Contribution of a single heavy chain residue to specificity of an anti-digoxin monoclonal antibody.

Two distinct spontaneous variants of the murine anti-digoxin hybridoma 26-10 were isolated by fluorescence-activated cell sorting for reduced affinity of surface antibody for antigen. Nucleotide and partial amino acid sequencing of the variant antibody variable regions revealed that 1 variant had a single amino acid substitution: Lys for Asn at heavy chain position 35. The second variant antibody had 2 heavy chain substitutions: Tyr for Asn at position 35, and Met for Arg at position 38. Mutagenesis experiments confirmed that the position 35 substitutions were solely responsible for the markedly reduced affinity of both variant antibodies. Several mutants with more conservative position 35 substitutions were engineered to ascertain the contribution of Asn 35 to the binding of digoxin to antibody 26-10. Replacement of Asn with Gln reduced affinity for digoxin 10-fold relative to the wild-type antibody, but maintained wild-type fine specificity for cardiac glycoside analogues. All other substitutions (Val, Thr, Leu, Ala, and Asp) reduced affinity by at least 90-fold and caused distinct shifts in fine specificity. The Ala mutant demonstrated greatly increased relative affinities for 16-acetylated haptens and haptens with a saturated lactone. The X-ray crystal structure of the 26-10 Fab in complex with digoxin (Jeffrey PD et al., 1993, Proc Natl Acad Sci USA 90:10310-10314) reveals that the position 35 Asn contacts hapten and forms hydrogen bonds with 2 other contact residues. The reductions in affinity of the position 35 mutants for digoxin are greater than expected based upon the small hapten contact area provided by the wild-type Asn. We therefore performed molecular modeling experiments which suggested that substitution of Gln or Asp can maintain these hydrogen bonds whereas the other substituted side chains cannot.
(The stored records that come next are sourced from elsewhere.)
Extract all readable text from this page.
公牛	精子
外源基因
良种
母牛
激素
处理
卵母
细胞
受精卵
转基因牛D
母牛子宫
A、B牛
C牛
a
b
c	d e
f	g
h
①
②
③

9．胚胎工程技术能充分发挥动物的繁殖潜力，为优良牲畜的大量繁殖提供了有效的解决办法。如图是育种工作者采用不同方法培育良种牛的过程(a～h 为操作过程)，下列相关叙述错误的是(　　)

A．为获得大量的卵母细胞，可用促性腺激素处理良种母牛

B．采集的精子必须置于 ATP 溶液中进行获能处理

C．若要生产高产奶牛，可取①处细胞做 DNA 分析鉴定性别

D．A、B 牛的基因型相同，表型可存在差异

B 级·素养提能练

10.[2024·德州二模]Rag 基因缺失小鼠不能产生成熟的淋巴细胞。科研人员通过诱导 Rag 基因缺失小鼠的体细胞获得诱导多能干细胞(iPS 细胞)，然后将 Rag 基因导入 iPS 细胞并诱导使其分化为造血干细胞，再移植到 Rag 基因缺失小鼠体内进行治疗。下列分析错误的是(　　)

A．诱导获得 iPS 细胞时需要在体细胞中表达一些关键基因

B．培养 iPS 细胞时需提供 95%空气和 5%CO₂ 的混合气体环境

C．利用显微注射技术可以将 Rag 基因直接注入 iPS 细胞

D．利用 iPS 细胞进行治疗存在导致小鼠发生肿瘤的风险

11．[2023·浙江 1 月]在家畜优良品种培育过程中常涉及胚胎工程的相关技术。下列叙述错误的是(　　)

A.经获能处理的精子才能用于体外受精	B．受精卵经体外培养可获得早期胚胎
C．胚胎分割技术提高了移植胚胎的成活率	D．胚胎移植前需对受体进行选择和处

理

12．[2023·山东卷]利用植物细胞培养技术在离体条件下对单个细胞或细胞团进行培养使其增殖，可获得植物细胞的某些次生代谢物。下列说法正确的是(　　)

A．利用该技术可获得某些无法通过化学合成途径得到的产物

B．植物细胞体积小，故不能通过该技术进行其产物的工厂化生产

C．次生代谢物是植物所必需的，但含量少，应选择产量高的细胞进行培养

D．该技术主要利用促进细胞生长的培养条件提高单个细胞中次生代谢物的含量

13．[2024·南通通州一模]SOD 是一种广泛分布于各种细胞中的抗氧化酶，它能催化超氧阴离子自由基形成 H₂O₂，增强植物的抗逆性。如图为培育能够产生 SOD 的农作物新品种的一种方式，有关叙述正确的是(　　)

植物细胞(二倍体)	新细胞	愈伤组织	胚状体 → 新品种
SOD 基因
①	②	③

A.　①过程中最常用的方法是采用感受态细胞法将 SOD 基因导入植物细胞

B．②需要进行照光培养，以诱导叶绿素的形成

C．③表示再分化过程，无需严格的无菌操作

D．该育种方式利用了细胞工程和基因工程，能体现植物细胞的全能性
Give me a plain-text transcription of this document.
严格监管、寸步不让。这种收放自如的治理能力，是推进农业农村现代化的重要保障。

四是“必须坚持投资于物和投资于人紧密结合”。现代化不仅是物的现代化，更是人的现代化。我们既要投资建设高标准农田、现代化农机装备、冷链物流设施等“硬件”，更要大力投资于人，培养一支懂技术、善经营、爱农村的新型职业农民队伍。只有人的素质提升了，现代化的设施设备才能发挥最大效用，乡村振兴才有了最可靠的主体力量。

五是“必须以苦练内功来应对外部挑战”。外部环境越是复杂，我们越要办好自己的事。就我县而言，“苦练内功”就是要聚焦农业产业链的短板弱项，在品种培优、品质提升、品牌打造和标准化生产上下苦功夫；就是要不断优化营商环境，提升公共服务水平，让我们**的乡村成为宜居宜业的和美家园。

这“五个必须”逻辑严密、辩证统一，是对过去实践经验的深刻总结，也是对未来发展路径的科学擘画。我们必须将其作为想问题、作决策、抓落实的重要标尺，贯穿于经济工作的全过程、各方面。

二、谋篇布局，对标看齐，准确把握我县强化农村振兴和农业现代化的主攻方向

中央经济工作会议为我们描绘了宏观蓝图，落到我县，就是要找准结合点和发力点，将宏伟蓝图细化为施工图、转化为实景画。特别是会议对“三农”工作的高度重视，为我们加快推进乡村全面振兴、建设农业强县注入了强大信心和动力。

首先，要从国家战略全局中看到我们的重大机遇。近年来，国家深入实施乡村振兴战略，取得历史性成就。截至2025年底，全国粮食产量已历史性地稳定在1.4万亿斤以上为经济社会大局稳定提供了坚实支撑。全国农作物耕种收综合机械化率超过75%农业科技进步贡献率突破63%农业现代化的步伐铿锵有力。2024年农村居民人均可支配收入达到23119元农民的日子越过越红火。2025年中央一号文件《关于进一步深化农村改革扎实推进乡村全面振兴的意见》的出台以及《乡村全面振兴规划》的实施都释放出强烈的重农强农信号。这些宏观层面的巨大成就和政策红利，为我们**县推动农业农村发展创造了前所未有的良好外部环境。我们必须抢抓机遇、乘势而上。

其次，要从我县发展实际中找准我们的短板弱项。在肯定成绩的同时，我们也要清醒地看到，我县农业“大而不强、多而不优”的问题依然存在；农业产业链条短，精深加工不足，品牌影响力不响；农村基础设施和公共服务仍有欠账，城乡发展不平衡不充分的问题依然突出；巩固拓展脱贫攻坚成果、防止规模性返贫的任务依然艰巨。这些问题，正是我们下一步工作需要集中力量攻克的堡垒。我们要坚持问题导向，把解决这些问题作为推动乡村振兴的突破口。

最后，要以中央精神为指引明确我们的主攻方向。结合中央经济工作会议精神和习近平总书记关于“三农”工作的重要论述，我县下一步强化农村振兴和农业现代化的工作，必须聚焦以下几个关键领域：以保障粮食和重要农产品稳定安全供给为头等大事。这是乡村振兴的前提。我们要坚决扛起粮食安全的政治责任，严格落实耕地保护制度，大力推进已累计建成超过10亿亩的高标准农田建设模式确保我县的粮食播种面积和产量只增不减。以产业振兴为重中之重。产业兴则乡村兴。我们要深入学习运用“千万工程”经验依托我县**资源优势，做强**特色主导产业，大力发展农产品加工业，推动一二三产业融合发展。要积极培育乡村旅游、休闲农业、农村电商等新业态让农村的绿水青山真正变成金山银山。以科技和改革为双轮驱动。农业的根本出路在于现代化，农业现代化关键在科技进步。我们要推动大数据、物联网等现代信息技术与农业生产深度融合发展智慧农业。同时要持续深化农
The altered binding of the Asp mutant may be due to the introduction of a negative charge. The similarities in binding of the wild-type and Gln-mutant antibodies, however, suggest that these hydrogen bonds are important for maintaining the architecture of the binding site and therefore the affinity and specificity of this antibody. The Ala mutant eliminates the wild-type hydrogen bonding, and molecular modeling suggests that the reduced side-chain volume also provides space that can accommodate a congener with a 16-acetyl group or saturated lactone, accounting for the altered fine specificity of this antibody.